I am assuming that the new script by matt solved it ?
sorry, i was away for a bit.
@ everyone else, is there an easy way to add an “at now + 4 hours shutdown” or something at the start of the notebook, to prevent people forgetting to turn it off.
also, when returning to a notebook that was created earlier, how do i get the content to update (new ipynb notebooks are added weekly, but do not appear on the created instance)
FWIW the stack method isn’t working for me, “course-v3” folder is not appearing 20 minutes after cloudwatch seems to have completed creating the notebook (@matt.mcclean )

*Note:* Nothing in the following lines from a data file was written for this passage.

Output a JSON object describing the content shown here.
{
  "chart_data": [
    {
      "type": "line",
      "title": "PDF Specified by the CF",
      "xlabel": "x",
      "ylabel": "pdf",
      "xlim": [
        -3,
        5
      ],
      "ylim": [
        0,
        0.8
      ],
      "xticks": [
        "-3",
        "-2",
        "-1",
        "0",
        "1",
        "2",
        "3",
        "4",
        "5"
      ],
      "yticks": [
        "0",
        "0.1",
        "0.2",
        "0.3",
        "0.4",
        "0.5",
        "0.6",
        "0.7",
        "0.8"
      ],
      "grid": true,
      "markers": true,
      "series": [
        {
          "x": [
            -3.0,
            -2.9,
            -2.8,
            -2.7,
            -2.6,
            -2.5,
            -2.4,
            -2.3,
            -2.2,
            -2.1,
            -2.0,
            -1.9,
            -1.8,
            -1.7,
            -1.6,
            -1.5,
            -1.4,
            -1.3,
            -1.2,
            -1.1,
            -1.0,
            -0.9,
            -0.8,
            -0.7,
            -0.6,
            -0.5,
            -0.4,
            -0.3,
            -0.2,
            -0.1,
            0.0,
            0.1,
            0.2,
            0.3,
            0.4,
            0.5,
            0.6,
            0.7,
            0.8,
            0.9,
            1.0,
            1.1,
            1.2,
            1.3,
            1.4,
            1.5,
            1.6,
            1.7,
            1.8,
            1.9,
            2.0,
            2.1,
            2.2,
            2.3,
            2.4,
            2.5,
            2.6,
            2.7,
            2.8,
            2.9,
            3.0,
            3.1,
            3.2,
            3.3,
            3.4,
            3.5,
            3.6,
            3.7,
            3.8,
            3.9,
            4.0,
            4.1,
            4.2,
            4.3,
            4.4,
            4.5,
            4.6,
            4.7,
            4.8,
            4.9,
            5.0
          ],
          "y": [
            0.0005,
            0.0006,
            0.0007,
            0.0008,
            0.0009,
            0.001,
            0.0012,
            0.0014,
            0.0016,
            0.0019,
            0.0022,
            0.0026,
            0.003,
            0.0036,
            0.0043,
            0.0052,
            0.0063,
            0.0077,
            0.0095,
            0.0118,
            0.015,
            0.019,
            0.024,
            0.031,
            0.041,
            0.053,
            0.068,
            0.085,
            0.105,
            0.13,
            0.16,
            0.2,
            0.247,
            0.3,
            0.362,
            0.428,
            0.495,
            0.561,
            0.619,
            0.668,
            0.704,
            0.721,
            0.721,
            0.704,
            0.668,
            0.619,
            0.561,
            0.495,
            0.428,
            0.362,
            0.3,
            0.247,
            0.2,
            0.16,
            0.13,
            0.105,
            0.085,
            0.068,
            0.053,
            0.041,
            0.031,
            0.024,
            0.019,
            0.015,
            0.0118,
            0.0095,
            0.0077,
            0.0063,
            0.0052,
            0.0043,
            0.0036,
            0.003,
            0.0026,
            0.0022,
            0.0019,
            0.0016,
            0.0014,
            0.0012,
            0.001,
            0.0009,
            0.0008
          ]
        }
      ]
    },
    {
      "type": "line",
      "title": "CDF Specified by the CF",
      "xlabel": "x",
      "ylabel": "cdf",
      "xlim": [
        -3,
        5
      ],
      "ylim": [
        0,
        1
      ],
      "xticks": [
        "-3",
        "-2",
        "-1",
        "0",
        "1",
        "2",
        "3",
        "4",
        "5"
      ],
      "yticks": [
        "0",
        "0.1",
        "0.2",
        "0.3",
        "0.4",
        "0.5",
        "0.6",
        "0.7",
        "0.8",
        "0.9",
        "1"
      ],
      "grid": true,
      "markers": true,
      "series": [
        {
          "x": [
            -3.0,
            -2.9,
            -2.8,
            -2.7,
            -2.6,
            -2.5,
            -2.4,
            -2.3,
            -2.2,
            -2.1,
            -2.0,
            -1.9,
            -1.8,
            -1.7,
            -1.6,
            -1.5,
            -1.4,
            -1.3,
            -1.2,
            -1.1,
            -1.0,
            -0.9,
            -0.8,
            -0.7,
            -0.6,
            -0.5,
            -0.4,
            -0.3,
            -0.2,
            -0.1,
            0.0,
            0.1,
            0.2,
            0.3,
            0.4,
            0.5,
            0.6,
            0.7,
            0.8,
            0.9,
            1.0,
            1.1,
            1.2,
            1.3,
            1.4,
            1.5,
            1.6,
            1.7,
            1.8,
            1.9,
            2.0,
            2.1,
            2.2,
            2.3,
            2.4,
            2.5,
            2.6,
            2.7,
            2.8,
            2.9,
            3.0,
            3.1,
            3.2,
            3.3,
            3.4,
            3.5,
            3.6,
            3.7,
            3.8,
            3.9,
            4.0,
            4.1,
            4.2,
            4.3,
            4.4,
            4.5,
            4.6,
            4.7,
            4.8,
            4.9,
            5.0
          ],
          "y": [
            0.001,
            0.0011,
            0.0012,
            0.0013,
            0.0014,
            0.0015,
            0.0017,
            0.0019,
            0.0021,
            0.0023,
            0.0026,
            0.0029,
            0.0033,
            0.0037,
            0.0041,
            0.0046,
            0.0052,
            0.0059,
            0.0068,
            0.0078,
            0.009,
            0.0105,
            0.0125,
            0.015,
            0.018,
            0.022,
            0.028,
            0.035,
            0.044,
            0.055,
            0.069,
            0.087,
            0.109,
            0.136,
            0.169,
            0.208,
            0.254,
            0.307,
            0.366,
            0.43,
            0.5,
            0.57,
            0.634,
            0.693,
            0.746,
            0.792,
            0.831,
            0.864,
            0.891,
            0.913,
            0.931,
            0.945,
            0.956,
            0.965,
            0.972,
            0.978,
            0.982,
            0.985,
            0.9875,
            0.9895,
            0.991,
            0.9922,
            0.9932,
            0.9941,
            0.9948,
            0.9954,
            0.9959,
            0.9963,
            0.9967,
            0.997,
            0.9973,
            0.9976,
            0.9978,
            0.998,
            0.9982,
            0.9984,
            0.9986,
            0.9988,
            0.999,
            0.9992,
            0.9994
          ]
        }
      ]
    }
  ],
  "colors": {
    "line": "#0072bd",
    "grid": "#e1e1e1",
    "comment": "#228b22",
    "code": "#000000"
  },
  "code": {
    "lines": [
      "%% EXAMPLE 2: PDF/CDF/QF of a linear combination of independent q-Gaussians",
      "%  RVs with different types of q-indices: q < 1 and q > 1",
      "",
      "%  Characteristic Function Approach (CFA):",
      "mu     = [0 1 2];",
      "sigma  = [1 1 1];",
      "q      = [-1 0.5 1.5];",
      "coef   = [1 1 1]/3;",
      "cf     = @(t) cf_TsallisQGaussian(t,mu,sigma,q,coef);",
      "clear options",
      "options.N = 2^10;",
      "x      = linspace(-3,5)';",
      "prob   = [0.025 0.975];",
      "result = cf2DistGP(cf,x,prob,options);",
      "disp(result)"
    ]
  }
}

At the moment you cannot automatically stop a SageMaker instance. You could do this with a Lambda function that is triggered by a CloudWatch event, every night for example at a certain time to check if your notebook is running and stop it if so. Here is a link to the AWS documentation showing how to run a Lambda function on a schedule.
If you have launched a SageMaker notebook recently using the CFN template then it will install a custom start script in the directory
~/SageMaker/custom-start-script.sh. You can modify this to perform custom actions when the notebook is restarted. The default behaviour is to update the fastai conda library and also update the course-v3 repo from GitHub.
Regarding the error, did you have a look in the CloudWatch log file as per the instructions here?
can’t we just stop our notebook instances by just clicking the stop button as suggested in official doc??